Con
sus 235 centímetros de altura (veinte más que Gasol), Agustín Luengo acaparaba
las miradas en la España decimonónica.
Restos
capilares.
El esqueleto de Agustín Luengo Capilla. |
Vivo o muerto, en el siglo
XIX o en el XXI, vestido de pie o en la yacente desnudez de sus huesos, Agustín Luengo Capilla siempre fue un hombre asombroso, un gigantón que paseaba entre
caras de sorpresa sus 235 centímetros de altura (veinte más que Gasol) por
aquella España decimonónica de gentes pequeñitas, donde la talla media rondaba
el 1,60 (hoy, es de 1,73).
Cuentan de
Agustín, que nació en 1849 en la Puebla de Alcocer (Badajoz) y murió 26 años
después en Madrid, que en su casa
tuvieron que abrir un butrón en la pared para que pudiera dormir con las piernas totalmente estiradas.
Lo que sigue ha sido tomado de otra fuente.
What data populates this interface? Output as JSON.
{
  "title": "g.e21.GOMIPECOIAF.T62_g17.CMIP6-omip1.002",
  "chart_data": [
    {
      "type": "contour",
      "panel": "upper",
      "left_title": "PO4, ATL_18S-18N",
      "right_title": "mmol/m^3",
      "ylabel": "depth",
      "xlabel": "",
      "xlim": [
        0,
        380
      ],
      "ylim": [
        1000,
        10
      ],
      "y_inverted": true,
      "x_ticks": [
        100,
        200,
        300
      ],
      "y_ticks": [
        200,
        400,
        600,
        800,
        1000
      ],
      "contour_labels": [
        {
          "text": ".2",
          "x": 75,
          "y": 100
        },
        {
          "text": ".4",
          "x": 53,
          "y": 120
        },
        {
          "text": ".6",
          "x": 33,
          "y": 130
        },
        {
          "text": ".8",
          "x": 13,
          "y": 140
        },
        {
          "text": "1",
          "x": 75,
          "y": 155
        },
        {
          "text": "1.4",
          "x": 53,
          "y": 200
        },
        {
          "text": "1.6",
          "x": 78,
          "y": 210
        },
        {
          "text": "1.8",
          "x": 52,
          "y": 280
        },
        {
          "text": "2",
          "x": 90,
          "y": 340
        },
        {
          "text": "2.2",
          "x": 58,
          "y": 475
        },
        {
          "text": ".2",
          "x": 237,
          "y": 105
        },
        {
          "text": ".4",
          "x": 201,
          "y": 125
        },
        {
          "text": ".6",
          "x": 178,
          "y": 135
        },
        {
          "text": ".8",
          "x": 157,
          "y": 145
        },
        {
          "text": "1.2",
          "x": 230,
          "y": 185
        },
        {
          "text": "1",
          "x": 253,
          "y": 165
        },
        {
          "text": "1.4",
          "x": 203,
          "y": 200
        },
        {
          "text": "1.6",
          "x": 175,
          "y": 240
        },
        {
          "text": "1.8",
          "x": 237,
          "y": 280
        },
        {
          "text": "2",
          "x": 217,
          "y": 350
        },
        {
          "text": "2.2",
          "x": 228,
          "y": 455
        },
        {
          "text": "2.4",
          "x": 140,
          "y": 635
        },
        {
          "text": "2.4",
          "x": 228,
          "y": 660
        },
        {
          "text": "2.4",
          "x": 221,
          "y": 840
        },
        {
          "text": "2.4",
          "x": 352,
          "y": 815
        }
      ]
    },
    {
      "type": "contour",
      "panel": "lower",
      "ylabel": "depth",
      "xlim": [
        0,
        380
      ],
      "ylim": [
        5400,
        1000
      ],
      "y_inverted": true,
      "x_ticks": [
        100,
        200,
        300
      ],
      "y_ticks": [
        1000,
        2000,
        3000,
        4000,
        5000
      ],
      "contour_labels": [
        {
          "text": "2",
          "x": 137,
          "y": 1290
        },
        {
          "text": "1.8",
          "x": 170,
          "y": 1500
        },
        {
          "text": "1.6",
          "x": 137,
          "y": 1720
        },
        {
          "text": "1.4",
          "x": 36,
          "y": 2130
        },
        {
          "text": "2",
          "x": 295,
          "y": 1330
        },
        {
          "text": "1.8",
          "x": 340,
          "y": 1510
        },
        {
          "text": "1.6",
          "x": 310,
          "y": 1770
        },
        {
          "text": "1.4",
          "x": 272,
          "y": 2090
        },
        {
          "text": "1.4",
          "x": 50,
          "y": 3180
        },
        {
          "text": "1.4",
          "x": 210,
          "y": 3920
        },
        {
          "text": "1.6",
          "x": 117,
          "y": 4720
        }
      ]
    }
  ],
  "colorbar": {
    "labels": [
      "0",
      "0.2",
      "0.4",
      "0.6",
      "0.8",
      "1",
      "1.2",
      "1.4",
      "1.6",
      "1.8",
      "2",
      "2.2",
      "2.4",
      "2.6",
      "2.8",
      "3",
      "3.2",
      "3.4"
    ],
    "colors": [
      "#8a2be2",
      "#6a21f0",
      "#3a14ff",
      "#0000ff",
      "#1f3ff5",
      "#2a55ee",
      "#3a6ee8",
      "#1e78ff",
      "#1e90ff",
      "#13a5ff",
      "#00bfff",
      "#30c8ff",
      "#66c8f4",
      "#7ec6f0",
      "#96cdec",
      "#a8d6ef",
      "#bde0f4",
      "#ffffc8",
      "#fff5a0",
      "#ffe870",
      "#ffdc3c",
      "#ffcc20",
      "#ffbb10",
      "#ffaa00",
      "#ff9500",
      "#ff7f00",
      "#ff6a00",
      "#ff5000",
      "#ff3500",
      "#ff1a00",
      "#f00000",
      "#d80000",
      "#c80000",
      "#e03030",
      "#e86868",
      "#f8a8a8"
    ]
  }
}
También cuentan que en
aquella España pueblerina que se reía de las malformaciones (y pagaba por
verlas), el amigo Agustín se ganaba la
vida en uno de aquellos circos de monstruos con enanos, mujeres barbudas y hombres elefantes, tan del (mal)
gusto de la época.
Su número, que
se anunciaba como una de las mayores atracciones, consistía básicamente en
mostrarse tal cual era y pasear bien cerca del público para que niños, mujeres
y hombres se deleitaran con su anatomía exagerada. El momento cumbre de la función
llegaba cuando, como el que se esconde dos monedas, Agustín ocultaba en sus
descomunales manos un par de panes redondos de kilo y medio cada uno. Puede que
los aplausos que retumbaban bajo la lona aliviaran el terrible dolor físico de
aquellos huesos hundidos bajo el peso de un cuerpo desproporcionado. O puede
que quizá le resultaran humillantes socavando aún más su autoestima. Nunca lo
sabremos.
Lo cierto es
que gracias al éxito de sus exhibiciones circenses, la fama del gigante Agustín
(un caso claro de acromegalia,
un trastorno causado por un tumor que dispara la producción de la hormona del
crecimiento) llegó a oídos del doctor Pedro González
de Velasco, catedrático de Anatomía de la
Universidad de Madrid, que impresionado por las peculiaridades y rareza
antropológica de aquel esqueleto, hizo a Agustín una oferta que no pudo
rechazar. Le compraría su cuerpo en vida a cambio de una renta de 3.000
pesetas, una fortuna en aquella época,
equivalente al salario medio de ocho años. Agustín recibiría 2,50 pesetas al
día mientras viviese y a su muerte, su cuerpo pasaría a una especie de museo
anatómico que por aquellos años, González de Velasco estaba montando en su
propia casa del barrio de Atocha. Digamos, de paso, que el doctor era un
personaje singular.
Hijo de un
humilde matrimonio de labradores segovianos, se forjó una brillante trayectoria
profesional sin renunciar a su obsesión de
recuperar cadáveres para la enseñanza de la Medicina. El reconocido galeno invirtió todos sus ahorros en la
construcción del edificio del museo (que fue su vivienda habitual y donde murió
en 1882) y allí fundó en 1875 el Museo Nacional de Antropología, en cuya sala principal reposan
los restos del que todos conocen como El Gigante
Extremeño, que no es otro que Agustín
Luengo Capilla, quien, por cierto, no pudo disfrutar de aquella suculenta renta
vitalicia pues murió al poco de tiempo.
Restos
capilares.
En el
‘vaciado’ del cuerpo del gigante que acometió el propio catedrático de
Anatomía, el esqueleto perdió diez centímetros y así, con una impresionante
osamenta de 2,25 metros, es como se exhibe en la actualidad en el Museo. Sus
restos, resguardados en una vitrina acristalada, están custodiados por un
vetusto armario repleto de cráneos, por la llamada ‘Momia guanche’
(el cadáver perfectamente embalsamado de un lugareño canario de tiempo
inmemorial) y una escultura a tamaño natural del propio Agustín (resultante del
vaciado practicado por el doctor) que áun conserva minúsculos restos capilares.
Ni que decir
tiene que el colosal esqueleto es la pieza más admirada por los más de 40.000
visitantes que recibe el Museo cada año, muchos de ellos escolares de colegios
que solicitan un (muy recomendable) recorrido guiado.